L’Assemblée va-t-elle abolir la prostitution ?
L’Assemblée va-t-elle abolir la prostitution ?
Libération, 6 décembre 2011
Les députés relancent mardi le débat sur la prostitution, entre partisans de sa disparition totale et défenseurs d’un encadrement, en se prononçant sur une résolution sur l’abolition. Cette résolution, qui « réaffirme la position abolitionniste de la France en matière de prostitution » vise à « battre en brèche les idées reçues qui laissent accroire que sous-prétexte que la prostitution serait le plus vieux métier du monde, elle est une fatalité », expliquent ses auteurs.
Elle est présentée par la députée PS Danielle Bousquet, qui a présidé une mission d’information parlementaire sur la prostitution en France, le député UMP Guy Geoffroy, rapporteur de la mission, et tous les présidents de groupes à l’Assemblée. « Il fallait une étape importante, symbolique et solennelle » dans la lutte contre la prostitution, explique Guy Geoffroy.
Le texte précise que les principes abolitionnistes, adoptés par la France en 1960, « doivent être proclamés haut et fort à une époque où la prostitution semble se banaliser en Europe ».
La pénalisation, «la meilleure piste»
Dans la foulée du vote, sera déposée une proposition de loi pour inscrire dans le code pénal « ce qui dans la résolution relève du domaine législatif », comme la pénalisation des clients. Guy Geoffroy préfère parler de « responsabilisation » pour rappeler « que neuf personnes prostituées sur dix sont victimes de la traite des êtres humains ».
Actuellement, recourir à une personne prostituée n’est pas un délit. Mais la mission parlementaire, s’inspirant de la Suède qui sanctionne les clients depuis 1999, a conclu au printemps que la pénalisation du client constituait « la meilleure piste pour voir diminuer la prostitution en France, là où tous les pays qui ont réglementé cette activité l’ont vu augmenter ».
Le sujet fait débat, même au sein du gouvernement. Le ministre de l’Intérieur Claude Guéant a rappelé en avril que cela supposerait une « révision profonde » du régime pénal, la prostitution n’étant pas un délit actuellement. Roselyne Bachelot, ministre des Solidarités, s’est dite favorable à une sanction des clients.
« Sur ce sujet, le consensus n’est pas fait », reconnait Yves Charpenel, président de la Fondation Scelles, qui a lancé un appel pour l’abolition de la prostitution avec 40 associations. « Les députés qui voteront mardi la résolution abolitionniste voteront-ils ensuite son application concrète », se demande-t-il, estimant « plus que jamais nécessaire de clarifier la position française » face à des pays comme l’Allemagne qui ont choisi de réglementer cette activité.
La position abolitionniste « semblait un peu oubliée. On voit régulièrement ressurgir des propositions de réouverture de maisons closes », déplore Hélène de Rugy, déléguée générale de l’Amicale du Nid.
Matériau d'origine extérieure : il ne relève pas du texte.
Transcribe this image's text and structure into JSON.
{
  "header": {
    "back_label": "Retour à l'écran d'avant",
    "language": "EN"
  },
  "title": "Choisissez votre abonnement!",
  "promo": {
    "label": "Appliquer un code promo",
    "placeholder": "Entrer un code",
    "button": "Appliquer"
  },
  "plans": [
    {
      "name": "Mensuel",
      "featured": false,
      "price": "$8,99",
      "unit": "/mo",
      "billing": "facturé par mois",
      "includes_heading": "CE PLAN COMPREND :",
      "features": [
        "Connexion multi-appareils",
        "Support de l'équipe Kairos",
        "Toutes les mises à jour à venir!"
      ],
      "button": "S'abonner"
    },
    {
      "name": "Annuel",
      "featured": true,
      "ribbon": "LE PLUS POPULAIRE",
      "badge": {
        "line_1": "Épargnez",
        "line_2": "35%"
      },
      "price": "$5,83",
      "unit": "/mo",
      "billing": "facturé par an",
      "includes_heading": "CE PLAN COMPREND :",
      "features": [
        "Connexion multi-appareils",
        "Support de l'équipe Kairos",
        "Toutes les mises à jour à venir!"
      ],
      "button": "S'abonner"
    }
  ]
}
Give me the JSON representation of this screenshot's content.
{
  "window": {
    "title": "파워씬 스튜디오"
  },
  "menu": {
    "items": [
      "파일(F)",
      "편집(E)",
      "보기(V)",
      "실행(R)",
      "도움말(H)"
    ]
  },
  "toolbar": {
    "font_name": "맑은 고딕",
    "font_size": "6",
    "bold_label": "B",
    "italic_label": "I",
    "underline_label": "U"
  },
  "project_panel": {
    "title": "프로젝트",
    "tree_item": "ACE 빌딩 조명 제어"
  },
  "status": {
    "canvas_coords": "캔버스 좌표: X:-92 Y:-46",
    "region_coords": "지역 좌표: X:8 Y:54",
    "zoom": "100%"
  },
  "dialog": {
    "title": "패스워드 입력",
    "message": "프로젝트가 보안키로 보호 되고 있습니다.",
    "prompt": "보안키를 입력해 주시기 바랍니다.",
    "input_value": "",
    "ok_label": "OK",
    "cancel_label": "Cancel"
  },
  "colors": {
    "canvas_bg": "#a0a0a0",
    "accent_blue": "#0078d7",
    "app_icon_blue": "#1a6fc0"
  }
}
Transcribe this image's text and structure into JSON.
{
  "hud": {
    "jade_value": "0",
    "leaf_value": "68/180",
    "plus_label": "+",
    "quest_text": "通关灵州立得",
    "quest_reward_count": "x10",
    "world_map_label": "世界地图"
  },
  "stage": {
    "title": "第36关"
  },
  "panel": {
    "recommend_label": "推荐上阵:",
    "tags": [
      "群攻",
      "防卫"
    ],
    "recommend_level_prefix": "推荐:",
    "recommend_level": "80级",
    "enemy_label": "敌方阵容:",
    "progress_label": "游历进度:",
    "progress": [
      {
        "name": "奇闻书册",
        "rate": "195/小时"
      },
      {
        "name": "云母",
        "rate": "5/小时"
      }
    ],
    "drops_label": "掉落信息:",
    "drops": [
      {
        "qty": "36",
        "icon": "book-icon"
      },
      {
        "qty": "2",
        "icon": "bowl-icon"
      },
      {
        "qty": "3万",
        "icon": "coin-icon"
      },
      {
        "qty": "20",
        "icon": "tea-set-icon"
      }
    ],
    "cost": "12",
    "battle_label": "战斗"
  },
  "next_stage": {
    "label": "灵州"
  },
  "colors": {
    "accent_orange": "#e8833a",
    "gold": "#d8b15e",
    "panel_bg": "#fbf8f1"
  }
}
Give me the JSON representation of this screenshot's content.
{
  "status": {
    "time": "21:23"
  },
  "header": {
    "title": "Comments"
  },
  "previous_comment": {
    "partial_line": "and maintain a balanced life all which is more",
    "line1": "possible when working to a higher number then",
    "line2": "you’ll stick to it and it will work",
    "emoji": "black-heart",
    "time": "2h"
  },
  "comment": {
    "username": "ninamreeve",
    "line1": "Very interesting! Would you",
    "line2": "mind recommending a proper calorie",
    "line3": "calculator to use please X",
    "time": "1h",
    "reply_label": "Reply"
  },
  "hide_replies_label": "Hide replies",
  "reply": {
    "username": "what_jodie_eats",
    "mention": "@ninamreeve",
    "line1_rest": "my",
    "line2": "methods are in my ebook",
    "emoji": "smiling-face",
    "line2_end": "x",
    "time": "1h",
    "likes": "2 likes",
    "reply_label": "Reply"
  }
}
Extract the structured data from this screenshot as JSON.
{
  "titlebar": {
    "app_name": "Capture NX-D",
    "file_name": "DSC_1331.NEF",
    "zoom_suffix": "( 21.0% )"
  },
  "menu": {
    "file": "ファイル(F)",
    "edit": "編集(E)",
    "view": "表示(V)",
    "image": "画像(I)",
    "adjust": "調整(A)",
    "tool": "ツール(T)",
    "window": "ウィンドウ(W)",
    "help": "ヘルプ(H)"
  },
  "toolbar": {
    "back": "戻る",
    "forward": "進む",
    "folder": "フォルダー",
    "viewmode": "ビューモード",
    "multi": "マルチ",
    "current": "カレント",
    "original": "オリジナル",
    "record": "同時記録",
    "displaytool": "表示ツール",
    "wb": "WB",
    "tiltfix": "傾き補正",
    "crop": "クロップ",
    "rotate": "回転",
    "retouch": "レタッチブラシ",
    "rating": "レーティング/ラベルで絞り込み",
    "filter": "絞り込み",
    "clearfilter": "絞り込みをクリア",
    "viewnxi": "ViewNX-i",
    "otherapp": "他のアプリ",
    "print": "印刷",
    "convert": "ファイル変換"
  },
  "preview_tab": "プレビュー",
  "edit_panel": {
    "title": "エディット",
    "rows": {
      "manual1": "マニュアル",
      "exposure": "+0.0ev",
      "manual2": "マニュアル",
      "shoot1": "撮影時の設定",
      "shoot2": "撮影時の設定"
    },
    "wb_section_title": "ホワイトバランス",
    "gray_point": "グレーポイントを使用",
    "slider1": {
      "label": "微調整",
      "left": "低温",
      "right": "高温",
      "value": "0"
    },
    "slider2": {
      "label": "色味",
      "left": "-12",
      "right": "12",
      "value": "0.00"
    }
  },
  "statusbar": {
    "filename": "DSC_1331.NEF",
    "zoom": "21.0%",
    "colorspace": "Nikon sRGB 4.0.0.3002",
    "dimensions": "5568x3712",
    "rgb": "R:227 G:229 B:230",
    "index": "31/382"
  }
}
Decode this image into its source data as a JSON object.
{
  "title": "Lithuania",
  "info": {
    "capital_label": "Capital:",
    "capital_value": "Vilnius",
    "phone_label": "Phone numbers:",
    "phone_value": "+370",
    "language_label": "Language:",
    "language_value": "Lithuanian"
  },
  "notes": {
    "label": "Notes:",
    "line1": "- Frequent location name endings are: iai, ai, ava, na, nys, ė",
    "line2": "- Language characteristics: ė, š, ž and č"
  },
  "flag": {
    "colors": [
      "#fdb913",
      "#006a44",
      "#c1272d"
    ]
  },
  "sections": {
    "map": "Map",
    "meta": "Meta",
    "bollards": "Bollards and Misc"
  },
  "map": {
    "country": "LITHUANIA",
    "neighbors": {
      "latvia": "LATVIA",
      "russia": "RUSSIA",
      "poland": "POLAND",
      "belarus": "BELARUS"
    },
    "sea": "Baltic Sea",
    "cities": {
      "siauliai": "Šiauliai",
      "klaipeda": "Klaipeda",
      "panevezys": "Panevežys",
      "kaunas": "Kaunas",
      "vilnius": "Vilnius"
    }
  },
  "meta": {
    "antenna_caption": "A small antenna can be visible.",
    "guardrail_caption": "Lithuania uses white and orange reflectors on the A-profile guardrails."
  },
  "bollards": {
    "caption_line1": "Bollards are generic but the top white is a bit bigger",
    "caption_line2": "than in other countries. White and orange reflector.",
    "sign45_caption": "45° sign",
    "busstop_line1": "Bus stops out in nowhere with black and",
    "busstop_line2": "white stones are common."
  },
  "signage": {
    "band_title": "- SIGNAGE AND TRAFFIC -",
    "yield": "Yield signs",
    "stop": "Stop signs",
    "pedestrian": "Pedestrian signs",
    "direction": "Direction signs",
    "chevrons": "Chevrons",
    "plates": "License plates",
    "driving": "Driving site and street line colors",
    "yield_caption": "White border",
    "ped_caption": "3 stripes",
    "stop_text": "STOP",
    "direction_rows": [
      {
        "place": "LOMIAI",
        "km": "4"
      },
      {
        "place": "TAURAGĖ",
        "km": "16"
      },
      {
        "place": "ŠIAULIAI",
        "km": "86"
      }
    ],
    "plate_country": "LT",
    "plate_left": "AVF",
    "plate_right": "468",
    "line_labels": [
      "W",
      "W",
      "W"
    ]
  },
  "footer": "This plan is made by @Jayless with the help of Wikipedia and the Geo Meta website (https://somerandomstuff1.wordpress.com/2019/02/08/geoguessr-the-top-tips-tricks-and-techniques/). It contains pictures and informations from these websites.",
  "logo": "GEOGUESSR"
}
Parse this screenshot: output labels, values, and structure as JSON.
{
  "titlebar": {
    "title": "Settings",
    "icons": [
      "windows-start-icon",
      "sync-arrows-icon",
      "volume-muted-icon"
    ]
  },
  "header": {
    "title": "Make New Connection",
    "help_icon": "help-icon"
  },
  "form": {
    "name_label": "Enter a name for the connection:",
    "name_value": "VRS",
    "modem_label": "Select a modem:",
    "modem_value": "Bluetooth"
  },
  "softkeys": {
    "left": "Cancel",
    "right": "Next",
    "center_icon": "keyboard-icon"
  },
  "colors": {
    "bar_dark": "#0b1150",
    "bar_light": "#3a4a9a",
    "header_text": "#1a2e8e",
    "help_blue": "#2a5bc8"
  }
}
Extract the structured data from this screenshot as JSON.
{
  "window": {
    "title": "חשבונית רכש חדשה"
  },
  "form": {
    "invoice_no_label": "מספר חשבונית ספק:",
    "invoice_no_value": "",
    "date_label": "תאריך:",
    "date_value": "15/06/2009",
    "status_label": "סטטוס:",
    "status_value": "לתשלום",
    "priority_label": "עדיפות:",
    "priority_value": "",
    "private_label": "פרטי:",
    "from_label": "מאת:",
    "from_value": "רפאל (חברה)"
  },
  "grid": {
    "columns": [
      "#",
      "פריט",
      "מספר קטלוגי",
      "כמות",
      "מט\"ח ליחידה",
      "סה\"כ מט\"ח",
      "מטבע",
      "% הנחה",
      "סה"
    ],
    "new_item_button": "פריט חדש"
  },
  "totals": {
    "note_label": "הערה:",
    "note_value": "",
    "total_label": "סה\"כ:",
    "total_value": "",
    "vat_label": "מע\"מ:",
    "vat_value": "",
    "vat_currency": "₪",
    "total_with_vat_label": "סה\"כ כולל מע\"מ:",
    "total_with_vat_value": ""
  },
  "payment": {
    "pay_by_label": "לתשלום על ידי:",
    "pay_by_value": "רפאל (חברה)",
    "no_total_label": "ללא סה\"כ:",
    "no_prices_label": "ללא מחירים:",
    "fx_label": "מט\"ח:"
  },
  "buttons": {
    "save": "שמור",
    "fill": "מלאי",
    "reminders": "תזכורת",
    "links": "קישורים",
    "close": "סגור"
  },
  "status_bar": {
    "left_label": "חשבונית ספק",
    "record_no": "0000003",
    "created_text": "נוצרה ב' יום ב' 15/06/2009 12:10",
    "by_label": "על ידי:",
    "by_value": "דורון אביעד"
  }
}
Crainte de la clandestinité
Dans son manifeste « Nous n’irons plus au bois », le collectif d’hommes « Zeromacho » soutient aussi la résolution, pour rappeler que « la prostitution reste avant tout une affaire d’exploitation », explique leur porte-parole Gérard Biard. A l’inverse, le Syndicat des travailleurs du sexe (Strass) a écrit aux députés pour leur demander de ne pas voter la résolution, estimant que cela pénalisera les prostituées en les poussant vers plus de clandestinité, explique Chloé, prostituée qui manifestera mardi devant l’Assemblée.
Act-Up et Aides, réunis avec le Strass et 14 associations au sein du Collectif « Droits et prostitution » partagent ce constat, affirmant que face à la réduction du nombre de leurs clients, les prostituées seraient contraintes d’accepter des rapports non protégés.
Le Strass, qui distingue la prostitution librement consentie et la traite des être humains par des réseaux mafieux – qu’il dénonce-, demande plutôt de « véritables droits » pour les prostituées.
Environ 20 000 personnes se prostituent en France, selon diverses estimations.